Inappropriate antibiotic prescribing is common in outpatient settings across the United States. A recent study by the Centers for Disease Control and Prevention and The Pew Charitable Trusts found that nearly 1 in 3 antibiotics prescribed at outpatient facilities—including physician’s offices, emergency departments, and hospital-based outpatient clinics—is unnecessary,1 equaling 47 million prescriptions each year. Reducing this inappropriate prescribing is a critical step toward minimizing the development of antibiotic-resistant bacteria.
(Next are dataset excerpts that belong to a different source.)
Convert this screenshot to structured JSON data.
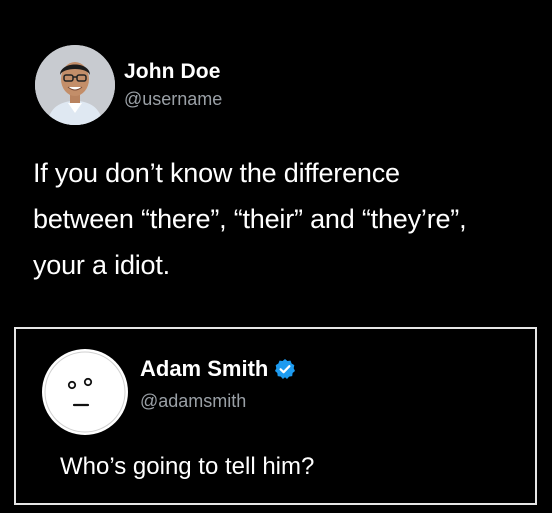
{
  "tweet": {
    "author_name": "John Doe",
    "author_handle": "@username",
    "text": "If you don’t know the difference\nbetween “there”, “their” and “they’re”,\nyour a idiot."
  },
  "reply": {
    "author_name": "Adam Smith",
    "author_handle": "@adamsmith",
    "text": "Who’s going to tell him?",
    "verified": true
  },
  "colors": {
    "background": "#000000",
    "text": "#ffffff",
    "secondary_text": "#9aa0a6",
    "verified_badge": "#1d9bf0",
    "card_border": "#e6e6e6"
  },
  "icons": {
    "main_avatar": "profile-photo",
    "reply_avatar": "neutral-face-icon",
    "badge": "verified-badge-icon"
  }
}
By understanding the factors that affect physicians’ antibiotic prescribing decisions and applying concepts from the social and behavioral sciences to stewardship strategies, stakeholders can more effectively minimize inappropriate prescribing, which in turn helps to reduce the threat of resistance.

Deciding whether to prescribe an antibiotic can be a complex process, during which physicians are influenced not only by medical information, but also by their interactions with patients, the uncertainties that surround medical decision-making, and the organizational challenges of delivering care in busy outpatient settings. In order to design effective antibiotic stewardship interventions that ensure these drugs are prescribed appropriately, public health stakeholders need to understand the underlying factors that can affect a physician’s prescribing decisions.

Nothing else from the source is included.